Stapleton is built on part of a long ridge that begins in Barwell to the south, and is followed by the A447 road north, gaining height until it reaches Osbaston, where it descends into a tributary of the River Sence. In terms of rivers, Stapleton's nearest major river is the River Sence, but on a more local level, the River Tweed is the closest waterway, a tributary of which rises in the north of the village. The River Tweed's main source rises from Brick Kiln Hill, just north-east of Hinckley from where it flows north along the eastern edge of Barwell before turning west and continuing to travel in a north-easterly direction.
The village is centred on St. Martins church (built in about 1300 according to Pevsner) which is to be found on Church Lane in the southern end of the village and was most probably established as a connection point for travellers journeying between Ashby-de-la-Zouch Castle and the areas around Coventry, Warwick and Kenilworth.

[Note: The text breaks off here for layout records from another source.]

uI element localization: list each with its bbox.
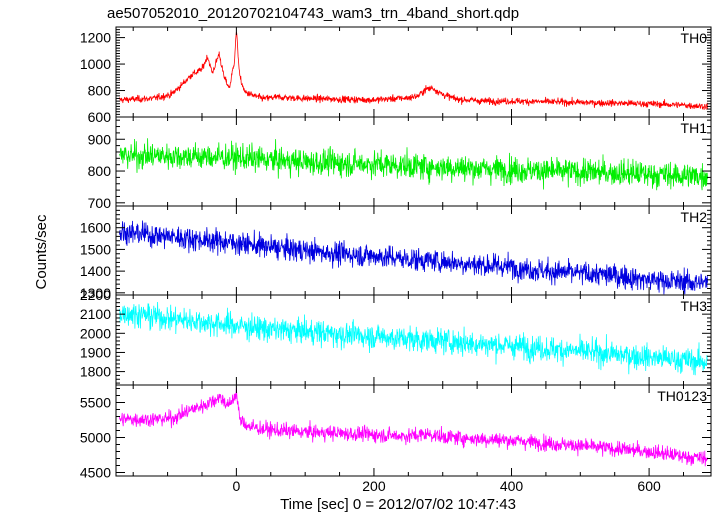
y-tick-label: 800 <box>88 163 112 179</box>
x-tick-label: 400 <box>500 478 524 494</box>
series-line-th3 <box>119 301 708 376</box>
y-tick-label: 2200 <box>80 287 111 303</box>
x-tick-label: 0 <box>232 478 240 494</box>
x-tick-labels: 0 200 400 600 <box>232 478 661 494</box>
y-tick-label: 2100 <box>80 306 111 322</box>
y-tick-label: 1200 <box>80 30 111 46</box>
series-line-th0123 <box>119 387 708 467</box>
y-tick-label: 1300 <box>80 285 111 301</box>
y-tick-label: 600 <box>88 109 112 125</box>
panel-label: TH0 <box>681 30 708 46</box>
y-tick-label: 4500 <box>80 465 111 481</box>
y-tick-label: 2000 <box>80 325 111 341</box>
y-tick-label: 1500 <box>80 241 111 257</box>
y-tick-label: 5500 <box>80 395 111 411</box>
y-axis-label: Counts/sec <box>33 214 50 290</box>
panel-label: TH3 <box>681 298 708 314</box>
chart-title: ae507052010_20120702104743_wam3_trn_4ban… <box>107 5 519 22</box>
series-line-th0 <box>119 31 708 111</box>
y-tick-label: 1000 <box>80 56 111 72</box>
panel-th0123: TH0123 4500 5000 5500 <box>80 384 712 481</box>
y-tick-label: 5000 <box>80 430 111 446</box>
panel-th2: TH2 1300 1400 1500 1600 <box>80 205 712 301</box>
y-tick-label: 1400 <box>80 263 111 279</box>
panel-label: TH0123 <box>657 388 707 404</box>
panel-label: TH1 <box>681 120 708 136</box>
x-axis-label: Time [sec] 0 = 2012/07/02 10:47:43 <box>280 496 516 513</box>
x-tick-label: 200 <box>362 478 386 494</box>
x-tick-label: 600 <box>637 478 661 494</box>
y-tick-label: 1900 <box>80 344 111 360</box>
panel-frame <box>115 384 712 477</box>
panel-frame <box>115 26 712 118</box>
series-line-th2 <box>119 220 708 296</box>
y-tick-label: 1800 <box>80 364 111 380</box>
panel-th0: TH0 600 800 1000 1200 <box>80 26 712 125</box>
panels-group: TH0 600 800 1000 1200 TH1 700 800 900 TH2 1300 1400… <box>80 26 712 481</box>
panel-th1: TH1 700 800 900 <box>88 116 712 211</box>
y-tick-label: 700 <box>88 195 112 211</box>
panel-th3: TH3 1800 1900 2000 2100 2200 <box>80 287 712 386</box>
series-line-th1 <box>119 138 708 191</box>
y-tick-label: 1600 <box>80 220 111 236</box>
y-tick-label: 900 <box>88 131 112 147</box>
y-tick-label: 800 <box>88 83 112 99</box>
panel-label: TH2 <box>681 209 708 225</box>
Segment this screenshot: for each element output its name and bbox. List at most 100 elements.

The earliest known reference to the village appears in a charter from King of Mercia - Wiglaf to the Abbot of Crowland in Lincolnshire written in 833, making grants of "two ploughlands in Stapleton and Sutton". Stapleton is mentioned in the Domesday Book as having a population of five or six families and being owned by Hugh de Grandmesnil, who had been given most of West Leicester by William the Conqueror after the Conquest.
There are very few historical incidents recorded around Stapleton, all except for one day in August 1485 when King Richard III arrived and camped at the Bradshaws just south of the village with his army in preparation for the momentous Battle of Bosworth Field.
Present day Stapleton consists of several small residential roads centred on the junction of Dadlington Lane and Main Street (A447). These include Church Lane, Chapel Street, Beale's Close, St Martins, Manor Crescent, Green Lane, School Lane and Mill Close.
There is no shop, there is the Nags Head Inn on Main Street. The village has a village hall and is home to a cricket club.